Schützingen ist ein Ortsteil der Gemeinde Illingen in Baden-Württemberg, Deutschland. Die Ortschaft war bis Ende 1973 eine eigenständige Gemeinde und hat heute etwa 900 Einwohner. Schützingen ist bekannt durch seine Weine und seinen historischen Ortskern.

Geographie[Bearbeiten]

Schützingen liegt im südlichen Stromberg im Tal der Metter, die von Diefenbach kommend in östlicher Richtung die Ortschaft durchfließt. Der historische Ortskern liegt südlich der Metter in einer Höhenlage von etwa 252 m ü. NN. Eine neuere Siedlungsfläche entstand am unteren Südhang des Gausberges mit einer Höhenlage bis 280 m ü. NN. Der Meisenbachhof ist eine weitere Wohnstätte im Nordwesten von Schützingen.

Nördlich von Schützingen erheben sich Gleichenberg (379,2 m), Endberg (363,7 M) und Gausberg (371,6 m), an deren Südhängen die Schützinger Weinberge liegen. Das sich im Nordosten anschließende Waldgebiet zwischen den genannten Bergen und Streichert gehört ebenfalls zur Gemarkung Schützingens. Im Süden der Ortschaft verläuft die Gemarkungsgrenze über den Höhenzug von Burgberg (394,5 m) zum Schreckstein. Die Gemarkung hat eine Größe von etwa 11,6 km².

Größtes Gewässer in Schützingen ist die 24 km lange Metter, die 4,1 km durch Schützingen fließt.
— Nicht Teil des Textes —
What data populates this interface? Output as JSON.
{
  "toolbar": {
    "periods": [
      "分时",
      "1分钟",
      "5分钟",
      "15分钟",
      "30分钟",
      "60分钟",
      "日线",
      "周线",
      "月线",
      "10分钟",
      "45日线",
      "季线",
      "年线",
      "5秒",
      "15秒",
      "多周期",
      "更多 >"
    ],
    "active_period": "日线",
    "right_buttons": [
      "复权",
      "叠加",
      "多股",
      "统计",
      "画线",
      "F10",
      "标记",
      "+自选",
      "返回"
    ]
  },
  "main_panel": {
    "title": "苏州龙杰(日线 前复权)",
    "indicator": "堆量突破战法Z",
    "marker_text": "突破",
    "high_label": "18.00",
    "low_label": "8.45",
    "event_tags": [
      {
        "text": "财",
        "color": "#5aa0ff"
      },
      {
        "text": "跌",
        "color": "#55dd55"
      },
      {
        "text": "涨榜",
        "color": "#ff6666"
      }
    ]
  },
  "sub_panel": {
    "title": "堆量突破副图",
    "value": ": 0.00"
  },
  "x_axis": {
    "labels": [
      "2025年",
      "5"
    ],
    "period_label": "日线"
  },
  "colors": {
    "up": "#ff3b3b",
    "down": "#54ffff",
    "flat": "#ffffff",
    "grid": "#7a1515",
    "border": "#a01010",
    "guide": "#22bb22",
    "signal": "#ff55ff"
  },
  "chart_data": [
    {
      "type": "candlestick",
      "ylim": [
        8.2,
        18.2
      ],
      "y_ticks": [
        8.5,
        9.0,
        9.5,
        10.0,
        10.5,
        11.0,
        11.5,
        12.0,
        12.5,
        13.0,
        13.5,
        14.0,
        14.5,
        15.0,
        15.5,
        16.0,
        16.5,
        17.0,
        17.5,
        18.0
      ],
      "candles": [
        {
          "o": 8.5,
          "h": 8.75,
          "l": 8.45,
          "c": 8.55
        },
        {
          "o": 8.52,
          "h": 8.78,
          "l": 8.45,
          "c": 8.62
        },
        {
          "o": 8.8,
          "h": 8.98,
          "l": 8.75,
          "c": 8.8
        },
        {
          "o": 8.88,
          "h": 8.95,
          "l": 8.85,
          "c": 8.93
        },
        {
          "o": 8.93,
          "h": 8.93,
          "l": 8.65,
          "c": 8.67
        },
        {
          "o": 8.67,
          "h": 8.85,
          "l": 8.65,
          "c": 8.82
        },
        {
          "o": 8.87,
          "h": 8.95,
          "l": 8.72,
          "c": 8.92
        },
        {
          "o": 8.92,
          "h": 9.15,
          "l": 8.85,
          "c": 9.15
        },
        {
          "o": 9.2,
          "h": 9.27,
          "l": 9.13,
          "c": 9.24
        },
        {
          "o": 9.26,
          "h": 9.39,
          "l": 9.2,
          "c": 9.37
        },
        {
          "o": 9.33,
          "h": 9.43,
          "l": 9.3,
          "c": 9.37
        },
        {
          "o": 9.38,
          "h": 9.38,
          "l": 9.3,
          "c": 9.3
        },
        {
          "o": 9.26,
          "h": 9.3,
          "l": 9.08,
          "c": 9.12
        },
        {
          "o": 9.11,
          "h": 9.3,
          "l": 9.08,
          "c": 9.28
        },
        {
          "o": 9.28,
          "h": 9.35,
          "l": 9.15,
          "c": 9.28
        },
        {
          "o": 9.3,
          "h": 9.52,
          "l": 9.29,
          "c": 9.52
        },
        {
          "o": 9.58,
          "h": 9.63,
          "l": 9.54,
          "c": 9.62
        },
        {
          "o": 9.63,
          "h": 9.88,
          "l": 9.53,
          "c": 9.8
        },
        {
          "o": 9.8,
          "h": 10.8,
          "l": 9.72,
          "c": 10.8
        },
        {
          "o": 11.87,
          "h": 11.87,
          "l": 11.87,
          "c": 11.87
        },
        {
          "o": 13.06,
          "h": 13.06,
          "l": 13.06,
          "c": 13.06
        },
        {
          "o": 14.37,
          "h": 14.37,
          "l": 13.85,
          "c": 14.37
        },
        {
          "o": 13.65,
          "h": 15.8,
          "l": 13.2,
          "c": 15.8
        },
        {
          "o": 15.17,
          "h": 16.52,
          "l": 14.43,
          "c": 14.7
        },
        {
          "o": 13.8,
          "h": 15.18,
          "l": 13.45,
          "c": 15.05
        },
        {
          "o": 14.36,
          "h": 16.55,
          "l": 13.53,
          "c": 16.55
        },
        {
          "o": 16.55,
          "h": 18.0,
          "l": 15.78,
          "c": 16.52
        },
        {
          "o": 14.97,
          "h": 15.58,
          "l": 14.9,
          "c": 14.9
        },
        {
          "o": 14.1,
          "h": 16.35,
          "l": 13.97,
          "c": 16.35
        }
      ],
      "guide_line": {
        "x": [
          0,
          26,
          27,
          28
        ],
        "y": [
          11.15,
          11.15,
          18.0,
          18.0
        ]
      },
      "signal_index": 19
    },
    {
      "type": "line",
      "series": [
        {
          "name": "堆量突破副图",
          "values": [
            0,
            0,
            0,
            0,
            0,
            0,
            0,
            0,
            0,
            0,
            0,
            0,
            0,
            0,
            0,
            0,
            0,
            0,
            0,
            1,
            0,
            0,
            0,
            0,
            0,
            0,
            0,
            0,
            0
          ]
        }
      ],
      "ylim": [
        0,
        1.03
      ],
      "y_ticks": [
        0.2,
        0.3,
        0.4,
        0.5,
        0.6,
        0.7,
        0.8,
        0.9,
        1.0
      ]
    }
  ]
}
Der Streitenbach, ein linker Nebenfluss der Metter, fließt im Nordosten der Gemarkung in südöstlicher Richtung und bildet im Unterlauf die Grenze zu Gündelbach.

Geschichte[Bearbeiten]

Reste von Wallanlagen deuten auf eine Besiedlung in der Hallstattzeit hin, ebenso sind Spuren aus römischer Zeit nachweisbar. Die Alemannen besiedelten im 3. Jahrhundert n. Chr. die Region. Die Bezeichnung Scuzingen stammt von ihnen. Die Franken führten um das Jahr 600 das Christentum ein. 1023 erfolgt die erste urkundliche Erwähnung des Ortes.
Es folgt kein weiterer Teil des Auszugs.